OMG!!! You can buy glitter vampire ashes??? [Hurries off to check listings]
Featured in the last “Etsy or Regretsy?”
The original sold but they can “custom make” one for you. Because you don’t have time to tie your own two sticks together!
And to think, in a year, they’ve spent nearly a buck on relisting fees!
I’m so glad it hasn’t sold, otherwise I’d have this sick feeling in my stomach that in my laziness and aversion to the outdoors, I was leaving a fortune just laying around on my lawn.
Blessed are the glue gunners, for they shall slap glittery crap together and sell it for $200 to the sheeple.
So if I tie two pieces of boatwood together I can charge $500.
Only if there’s a Jesus tie-in. Maybe if the boatwood was from the Ark?
This is NOT what comes to mind when I think of “Jesus”, “wood”, and “a leather thong”.
Shipping would be so much cheaper if they were sent in FedEx tube with “some assembly required”.
Jesus wood napalm it!
I scared the cat off my lap with my laughter at the “face psalm” picture.

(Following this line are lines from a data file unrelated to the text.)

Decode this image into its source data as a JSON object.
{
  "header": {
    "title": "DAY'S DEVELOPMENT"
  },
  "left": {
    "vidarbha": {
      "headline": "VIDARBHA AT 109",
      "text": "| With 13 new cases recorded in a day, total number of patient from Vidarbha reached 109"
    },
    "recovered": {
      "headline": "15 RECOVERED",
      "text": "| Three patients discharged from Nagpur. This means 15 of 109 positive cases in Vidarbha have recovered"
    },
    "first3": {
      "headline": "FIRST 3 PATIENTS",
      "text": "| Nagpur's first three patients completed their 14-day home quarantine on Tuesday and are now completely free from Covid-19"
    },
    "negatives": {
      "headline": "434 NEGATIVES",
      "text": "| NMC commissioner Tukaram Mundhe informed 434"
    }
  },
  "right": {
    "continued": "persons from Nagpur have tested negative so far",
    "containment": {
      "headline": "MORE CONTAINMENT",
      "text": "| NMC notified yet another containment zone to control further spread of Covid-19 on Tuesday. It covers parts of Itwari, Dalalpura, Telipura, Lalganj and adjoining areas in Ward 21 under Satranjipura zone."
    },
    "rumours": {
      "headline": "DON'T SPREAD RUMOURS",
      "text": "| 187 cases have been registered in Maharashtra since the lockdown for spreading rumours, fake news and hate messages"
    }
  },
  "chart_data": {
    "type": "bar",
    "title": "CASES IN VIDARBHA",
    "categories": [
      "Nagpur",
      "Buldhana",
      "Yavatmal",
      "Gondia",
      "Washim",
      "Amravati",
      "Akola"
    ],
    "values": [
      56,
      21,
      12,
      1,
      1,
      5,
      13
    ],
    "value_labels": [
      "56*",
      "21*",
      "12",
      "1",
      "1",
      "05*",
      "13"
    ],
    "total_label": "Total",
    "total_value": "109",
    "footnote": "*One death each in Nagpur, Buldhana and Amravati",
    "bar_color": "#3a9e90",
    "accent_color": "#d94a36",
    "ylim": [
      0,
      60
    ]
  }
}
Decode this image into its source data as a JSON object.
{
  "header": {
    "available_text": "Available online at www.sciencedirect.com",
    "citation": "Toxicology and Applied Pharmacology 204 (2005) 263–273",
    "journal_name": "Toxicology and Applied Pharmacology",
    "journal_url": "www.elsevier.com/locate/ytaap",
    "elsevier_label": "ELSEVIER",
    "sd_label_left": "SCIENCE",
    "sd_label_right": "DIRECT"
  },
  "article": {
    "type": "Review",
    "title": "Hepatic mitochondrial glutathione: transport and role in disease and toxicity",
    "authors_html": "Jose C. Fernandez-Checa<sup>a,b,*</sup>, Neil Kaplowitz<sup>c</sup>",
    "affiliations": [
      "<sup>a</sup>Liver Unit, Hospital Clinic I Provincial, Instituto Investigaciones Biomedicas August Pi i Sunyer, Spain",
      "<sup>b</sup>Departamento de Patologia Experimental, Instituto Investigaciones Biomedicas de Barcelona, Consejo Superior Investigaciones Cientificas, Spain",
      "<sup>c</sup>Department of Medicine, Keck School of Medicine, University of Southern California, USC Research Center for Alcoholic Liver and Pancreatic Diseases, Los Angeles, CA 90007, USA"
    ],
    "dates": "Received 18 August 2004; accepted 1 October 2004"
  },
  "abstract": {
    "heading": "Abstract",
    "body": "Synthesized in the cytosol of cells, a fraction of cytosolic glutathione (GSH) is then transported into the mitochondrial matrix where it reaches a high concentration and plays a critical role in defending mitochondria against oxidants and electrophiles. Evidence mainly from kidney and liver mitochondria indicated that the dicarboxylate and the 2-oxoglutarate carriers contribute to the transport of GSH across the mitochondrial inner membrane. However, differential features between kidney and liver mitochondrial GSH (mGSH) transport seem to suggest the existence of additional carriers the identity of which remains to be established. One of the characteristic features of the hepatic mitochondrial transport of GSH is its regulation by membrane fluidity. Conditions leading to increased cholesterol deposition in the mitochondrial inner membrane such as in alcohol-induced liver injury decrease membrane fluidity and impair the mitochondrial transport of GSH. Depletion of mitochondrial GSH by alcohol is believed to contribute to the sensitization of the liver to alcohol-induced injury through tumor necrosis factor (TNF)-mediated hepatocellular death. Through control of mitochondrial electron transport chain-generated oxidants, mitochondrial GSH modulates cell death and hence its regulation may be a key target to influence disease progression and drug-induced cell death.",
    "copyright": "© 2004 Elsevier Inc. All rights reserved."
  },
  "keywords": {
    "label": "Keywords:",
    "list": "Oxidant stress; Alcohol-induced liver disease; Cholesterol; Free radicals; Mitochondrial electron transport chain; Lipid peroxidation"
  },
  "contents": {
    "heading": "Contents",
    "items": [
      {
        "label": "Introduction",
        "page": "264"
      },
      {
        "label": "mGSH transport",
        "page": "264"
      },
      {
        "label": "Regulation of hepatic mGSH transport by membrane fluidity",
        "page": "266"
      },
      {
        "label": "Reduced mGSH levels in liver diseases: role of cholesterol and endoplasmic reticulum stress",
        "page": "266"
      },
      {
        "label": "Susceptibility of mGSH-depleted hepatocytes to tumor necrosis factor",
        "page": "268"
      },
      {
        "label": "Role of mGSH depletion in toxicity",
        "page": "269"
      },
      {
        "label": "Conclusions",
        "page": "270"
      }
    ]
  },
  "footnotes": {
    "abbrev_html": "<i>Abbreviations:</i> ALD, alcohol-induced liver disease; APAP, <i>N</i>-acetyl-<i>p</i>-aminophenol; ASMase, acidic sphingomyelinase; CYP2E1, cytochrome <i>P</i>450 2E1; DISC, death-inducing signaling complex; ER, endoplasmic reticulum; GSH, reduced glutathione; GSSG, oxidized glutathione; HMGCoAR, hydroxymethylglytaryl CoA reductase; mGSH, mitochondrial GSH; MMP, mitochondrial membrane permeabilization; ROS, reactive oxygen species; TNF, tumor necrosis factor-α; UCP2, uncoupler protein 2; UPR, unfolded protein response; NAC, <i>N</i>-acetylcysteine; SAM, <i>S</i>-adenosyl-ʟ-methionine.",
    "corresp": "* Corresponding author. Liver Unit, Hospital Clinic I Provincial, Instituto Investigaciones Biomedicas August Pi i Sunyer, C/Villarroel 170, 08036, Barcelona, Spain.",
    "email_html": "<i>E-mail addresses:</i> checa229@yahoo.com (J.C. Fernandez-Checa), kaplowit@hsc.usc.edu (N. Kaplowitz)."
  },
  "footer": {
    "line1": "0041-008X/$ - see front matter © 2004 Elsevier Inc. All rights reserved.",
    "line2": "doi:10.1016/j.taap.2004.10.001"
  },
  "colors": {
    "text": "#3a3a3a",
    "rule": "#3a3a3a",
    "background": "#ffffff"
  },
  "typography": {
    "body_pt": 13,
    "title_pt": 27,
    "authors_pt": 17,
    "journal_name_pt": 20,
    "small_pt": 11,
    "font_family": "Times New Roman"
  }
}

Somebody needs some cat-echism
Their stuff isn’t unattractive. There’s something kind of nice about the simple natural wood cross.
The thing is, if I were a Christian, and decided I wanted one of these, I’d probably think it was much nicer and more spiritual to go to the beach, choose my own driftwood, and save nearly three hundred bucks.
The only way I can this being marketable is, say, if they were being made by the kids from a local school as a fundraiser, and were going for, I dunno, ten bucks.
Also, God’s eyes rocked as a craft project. I made thousands of those suckers over the years. I guess they must have been very popular in ‘Crafts Kids Can Do’ books in the Seventies.
I actually have a cross necklace that’s just two old nails tied together with wire, and it’s the most meaningful cross I have. BUUUT…
a.) the nails came from a burned-down cabin at the Christian summer camp where I volunteered at the time
b.) it was given to me for free
c.) I don’t actually wear it because of the stabbing danger
I tend not to spend money on symbols of faith at all. If I want to show I’m a Christian for $300, I can go give that money to charity.
Aw, come on, throw in a bunch of rusty vintage nails (or an alien railroad spike, I’m not picky), and you have a deal.
Is this drift wood from some sacred tree? WTF!? Jesus would spit sh*t out of his nose laughing while having face Psalm! Holy Cr*p!
I think Jesus would prefer that the FACE PSALM image be the official sacred symbol of the christian church. Can you see it now, front and center of every sanctuary in the world? With the inscription “Not Again.”
Jesus does not simply “carry” said items to your door, he “delivers them from evil”.
Now, if the damn pizza hut delivery boy would take a lesson, I’d stop answering the door without a bra on. (not what a teenage boy wants to see)
Chicken Poop For The Soul
It might help if you added some other objects to your picture for perspective. Because on a blank white surface, it looks like two 8″ twigs tied together.
I see from the listing that the cross is actually 42″ tall and 50″ wide, which kinda (?) explains the shipping cost.
I almost spit my tea when I read “FACEPSALM”! Where did you get that statue photo? Is it real? Photoshop? I can’t tell!